There is a small library, which the guard is happy to guide Annatar to. The guard seems to understand that they must- somehow- hold information, but is not himself literate. 

Annatar learns to read and then also many interesting things. No one disturbs him until morning. 


Maiar don't have human psychology, or even elvish psychology. Or biology, for that matter. Annatar has more attention and patience, a better memory, and no need to sleep. He is fully capable of spending the night cross-referencing between books and the thoughts of the men in the fort, and by morning he is effectively fluent.

He's also gained a passing familiarity with some of the political structure of this world and its warlike history. There's a lot of room for improvement. Farming efficiency could be drastically improved just with new techniques, selective breeding has a lot of low-hanging benefits, even their road-leveling methods leave a lot to be desired. Better steel should be his first priority, since it's his own talent and it's so useful, but the most serious problem seems to be that all of their political fragmentation is setting things back years every generation! He'll need to see what the king is like.

Since he has the necessary footing now, he'll stop listening to the thoughts of the men. Does anyone come and get him for breakfast, or should he just ask to be shown to the forges?


The young son- not the baby, the one who wanted to be a knight- Bran greets Annatar in the morning. This isn’t very unusual. He enters the library through the window. The window doesn’t seem built with entry as a design consideration. Bran is full of questions- about Annatar, about his homeland, swords, whether or not it is advisable to feed eggs to a direwolf pup. He eventually gets around to inviting Annatar to breakfast. It is implied that all three meals are held in the great hall every day and though breakfast and lunch are informal affairs with flexible hours, guests normally attend all three with the family. The Lord Stark also holds audiences during meals, which Bran regards as insufferably boring. 

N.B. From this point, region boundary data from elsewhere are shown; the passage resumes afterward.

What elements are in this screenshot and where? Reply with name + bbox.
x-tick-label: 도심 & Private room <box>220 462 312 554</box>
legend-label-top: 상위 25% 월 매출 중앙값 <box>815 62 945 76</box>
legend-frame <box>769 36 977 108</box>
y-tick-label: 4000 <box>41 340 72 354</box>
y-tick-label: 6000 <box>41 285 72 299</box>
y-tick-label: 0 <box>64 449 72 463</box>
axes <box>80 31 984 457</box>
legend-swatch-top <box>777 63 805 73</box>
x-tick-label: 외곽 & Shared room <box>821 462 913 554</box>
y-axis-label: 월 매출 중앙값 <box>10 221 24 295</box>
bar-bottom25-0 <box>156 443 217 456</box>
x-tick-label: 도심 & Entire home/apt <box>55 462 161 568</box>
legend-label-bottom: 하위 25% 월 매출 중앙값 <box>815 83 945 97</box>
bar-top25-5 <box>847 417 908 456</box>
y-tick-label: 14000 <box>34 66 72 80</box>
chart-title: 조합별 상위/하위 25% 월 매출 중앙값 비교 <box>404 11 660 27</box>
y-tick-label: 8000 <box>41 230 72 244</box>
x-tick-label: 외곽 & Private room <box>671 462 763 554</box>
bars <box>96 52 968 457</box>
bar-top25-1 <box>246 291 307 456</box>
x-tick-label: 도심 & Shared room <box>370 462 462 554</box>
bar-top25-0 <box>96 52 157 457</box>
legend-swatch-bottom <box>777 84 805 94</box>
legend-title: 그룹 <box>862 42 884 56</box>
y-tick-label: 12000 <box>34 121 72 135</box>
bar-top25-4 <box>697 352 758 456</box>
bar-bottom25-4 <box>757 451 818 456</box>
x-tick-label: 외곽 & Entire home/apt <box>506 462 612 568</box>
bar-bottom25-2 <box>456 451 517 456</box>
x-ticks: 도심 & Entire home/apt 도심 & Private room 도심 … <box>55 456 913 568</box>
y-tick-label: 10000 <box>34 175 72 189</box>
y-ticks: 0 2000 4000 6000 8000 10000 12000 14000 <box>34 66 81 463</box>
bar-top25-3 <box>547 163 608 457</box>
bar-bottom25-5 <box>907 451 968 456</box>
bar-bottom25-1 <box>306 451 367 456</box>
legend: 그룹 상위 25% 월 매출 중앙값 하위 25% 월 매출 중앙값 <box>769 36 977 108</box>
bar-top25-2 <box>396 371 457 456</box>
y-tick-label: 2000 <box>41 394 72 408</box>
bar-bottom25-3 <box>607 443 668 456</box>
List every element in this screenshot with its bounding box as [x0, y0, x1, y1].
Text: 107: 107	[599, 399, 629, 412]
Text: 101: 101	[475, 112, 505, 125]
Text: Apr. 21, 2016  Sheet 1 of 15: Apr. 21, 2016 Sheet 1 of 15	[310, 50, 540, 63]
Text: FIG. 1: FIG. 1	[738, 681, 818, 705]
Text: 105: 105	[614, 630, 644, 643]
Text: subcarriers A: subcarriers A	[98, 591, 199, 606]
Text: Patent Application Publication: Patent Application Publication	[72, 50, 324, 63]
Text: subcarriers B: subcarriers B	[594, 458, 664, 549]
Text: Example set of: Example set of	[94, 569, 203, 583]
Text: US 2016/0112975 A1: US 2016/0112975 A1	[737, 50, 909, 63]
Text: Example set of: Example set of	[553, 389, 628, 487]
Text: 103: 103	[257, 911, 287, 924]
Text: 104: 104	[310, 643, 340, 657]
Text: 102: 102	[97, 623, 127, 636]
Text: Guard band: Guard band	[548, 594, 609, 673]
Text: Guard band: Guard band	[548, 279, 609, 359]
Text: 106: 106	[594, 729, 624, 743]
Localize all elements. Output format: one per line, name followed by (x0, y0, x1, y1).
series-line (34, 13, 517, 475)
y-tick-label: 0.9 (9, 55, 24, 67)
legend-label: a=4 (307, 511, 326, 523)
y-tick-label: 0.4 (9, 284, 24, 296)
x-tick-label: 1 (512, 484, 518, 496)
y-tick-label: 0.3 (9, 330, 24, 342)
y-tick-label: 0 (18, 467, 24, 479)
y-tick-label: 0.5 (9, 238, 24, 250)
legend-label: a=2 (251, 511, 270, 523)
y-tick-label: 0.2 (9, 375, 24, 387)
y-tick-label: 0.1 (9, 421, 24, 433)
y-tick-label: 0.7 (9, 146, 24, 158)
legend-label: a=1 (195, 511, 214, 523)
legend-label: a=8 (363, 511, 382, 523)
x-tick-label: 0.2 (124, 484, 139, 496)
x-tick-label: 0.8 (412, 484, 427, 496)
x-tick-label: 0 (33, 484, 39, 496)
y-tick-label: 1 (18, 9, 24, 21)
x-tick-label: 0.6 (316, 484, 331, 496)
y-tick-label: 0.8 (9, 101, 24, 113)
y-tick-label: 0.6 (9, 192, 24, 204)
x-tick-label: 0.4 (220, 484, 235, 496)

Annatar has answers for the boy, and a few questions of his own. He speaks about some of the impressive accomplishments of his home, their great cities and impressive weapons. He mentions the concept of gunpowder, and how an explosion may be harnessed to strike an enemy from far away. He also questions the child about the local customs, what they celebrate or mourn, what they worship, what he knows of the king and his court.

He is definitely not bored by audiences, and will be happy to eat with the family. Knowing what people want is one of the strongest forms of power, he mentions to Bran!

Do the lord and lady still seem stressed over the king's impending visit?